Show HN: tui-use — Let AI agents control interactive terminal programs

What it does
Tired of AI agents stalling whenever a program asks for input? Enter tui-use: like BrowserUse, but for the terminal. It spawns any program in a PTY, renders the full VT output with @xterm/headless into a clean plain‑text "snapshot", and sends keystrokes back — arrows, function keys, Ctrl+C, Enter, whatever the tool expects. It has been reported that the project is being promoted as "perfect" for Claude Code, Cursor, Codex, Gemini CLI, OpenCode and other AI coding agents, enabling them to navigate REPLs, CLI scaffolding wizards, psql/mysql shells, remote SSH sessions, and full‑screen TUIs such as vim, lazygit, htop, and fzf.
How it works
Under the hood a background daemon manages PTY sessions and an xterm emulator turns ANSI escape sequences, cursor moves, and alternate buffers into a stable screen state. Each interaction is a simple loop: get a snapshot (screen + metadata like inverse‑video highlights and title), decide what to type, send keys, repeat.

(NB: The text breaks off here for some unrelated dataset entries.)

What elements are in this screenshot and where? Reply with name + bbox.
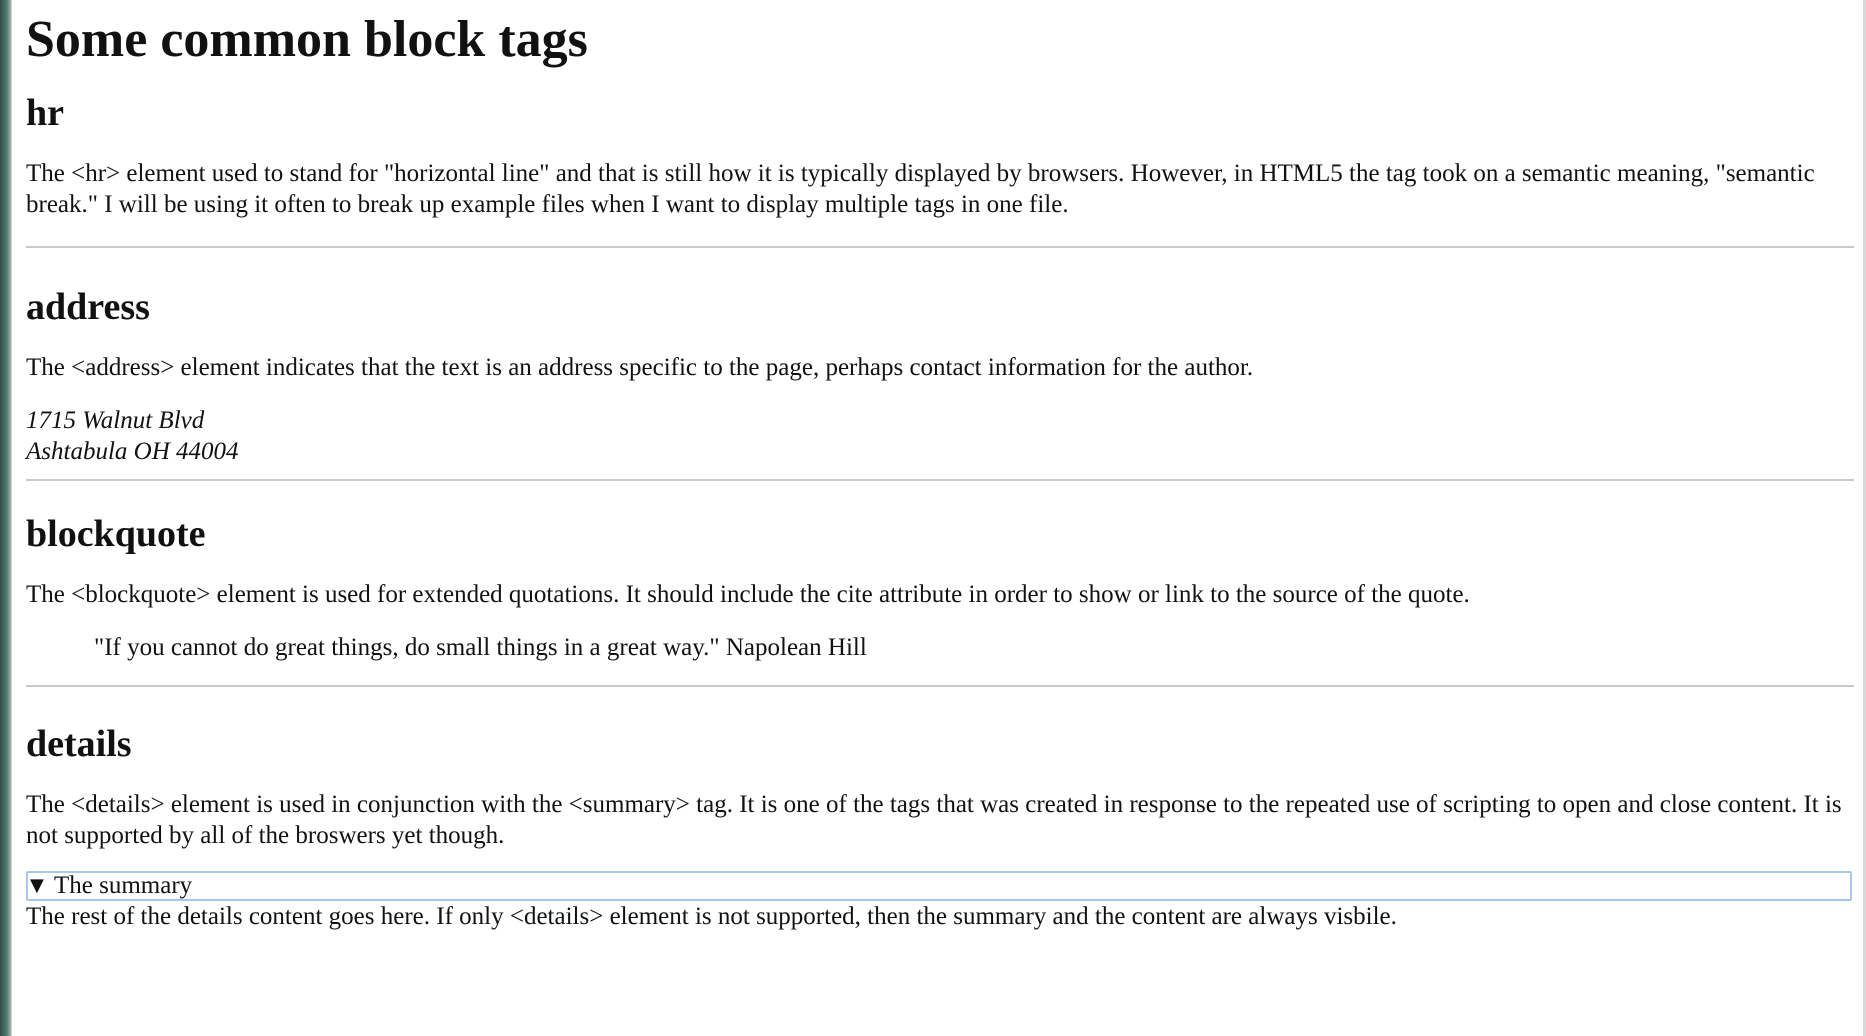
disclosure-triangle-icon: ▼ [30,875,44,896]
horizontal-rule [26,479,1854,481]
quotation: "If you cannot do great things, do small… [94,634,867,661]
section-heading-address: address [26,286,150,328]
desktop-background-strip [0,0,12,1036]
section-heading-details: details [26,723,132,765]
section-heading-hr: hr [26,92,64,134]
address-block: 1715 Walnut Blvd Ashtabula OH 44004 [26,405,1854,467]
details-content: The rest of the details content goes her… [26,903,1397,930]
document-body: Some common block tags hr The <hr> eleme… [26,0,1854,1036]
section-heading-blockquote: blockquote [26,513,206,555]
summary-label: The summary [54,872,193,899]
section-text-blockquote: The <blockquote> element is used for ext… [26,581,1470,608]
section-text-hr: The <hr> element used to stand for "hori… [26,160,1815,218]
section-text-details: The <details> element is used in conjunc… [26,791,1842,849]
horizontal-rule [26,685,1854,687]
details-summary-toggle[interactable]: ▼ The summary [26,871,1852,901]
address-line-city: Ashtabula OH 44004 [26,438,239,465]
page-title: Some common block tags [26,11,588,68]
horizontal-rule [26,246,1854,248]
section-text-address: The <address> element indicates that the… [26,354,1254,381]
address-line-street: 1715 Walnut Blvd [26,407,205,434]
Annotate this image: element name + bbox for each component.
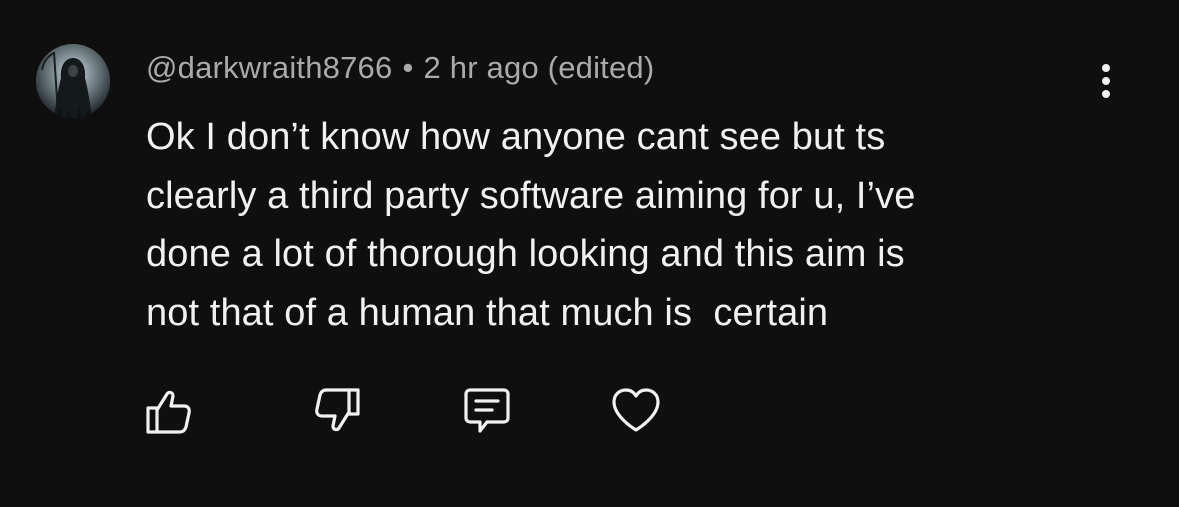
comment-meta: @darkwraith8766 • 2 hr ago (edited) [146,50,654,86]
thumbs-up-icon [146,390,191,434]
thumbs-down-icon [315,388,360,432]
comment-text: Ok I don’t know how anyone cant see but … [146,116,916,334]
heart-icon [612,388,660,432]
more-button[interactable] [1090,60,1122,102]
comment-timestamp[interactable]: 2 hr ago (edited) [424,50,655,85]
meta-separator: • [402,50,414,85]
like-button[interactable] [140,380,200,440]
grim-reaper-avatar-icon [36,44,110,118]
avatar[interactable] [36,44,110,118]
more-vertical-icon [1102,64,1110,98]
comment-reply-icon [464,388,510,433]
heart-button[interactable] [606,380,666,440]
reply-button[interactable] [456,380,516,440]
dislike-button[interactable] [306,380,366,440]
author-name[interactable]: @darkwraith8766 [146,50,392,85]
comment-card: @darkwraith8766 • 2 hr ago (edited) Ok I d… [0,0,1179,507]
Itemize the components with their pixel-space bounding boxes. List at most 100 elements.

The repo ships a CLI (npm install -g tui-use) and even provides a Claude Code plugin — note you must install the CLI first, because the plugin merely supplies skill definitions while the CLI does the heavy lifting.
Why it matters
This is small but meaningful infrastructure: it bridges the gap between text‑stream automation and genuinely interactive control. Want an agent to finish an npm create flow, poke around a remote psql session, or actually use vim over SSH? Now it can. Developers who've burned time on brittle expect/timing hacks may breathe easier — no more one‑shot scripts or frantically typing "yes" when an installer stops for input. Allegedly, this could change how we integrate agents into existing developer workflows; at the very least it makes the terminal a lot less mysterious to automation.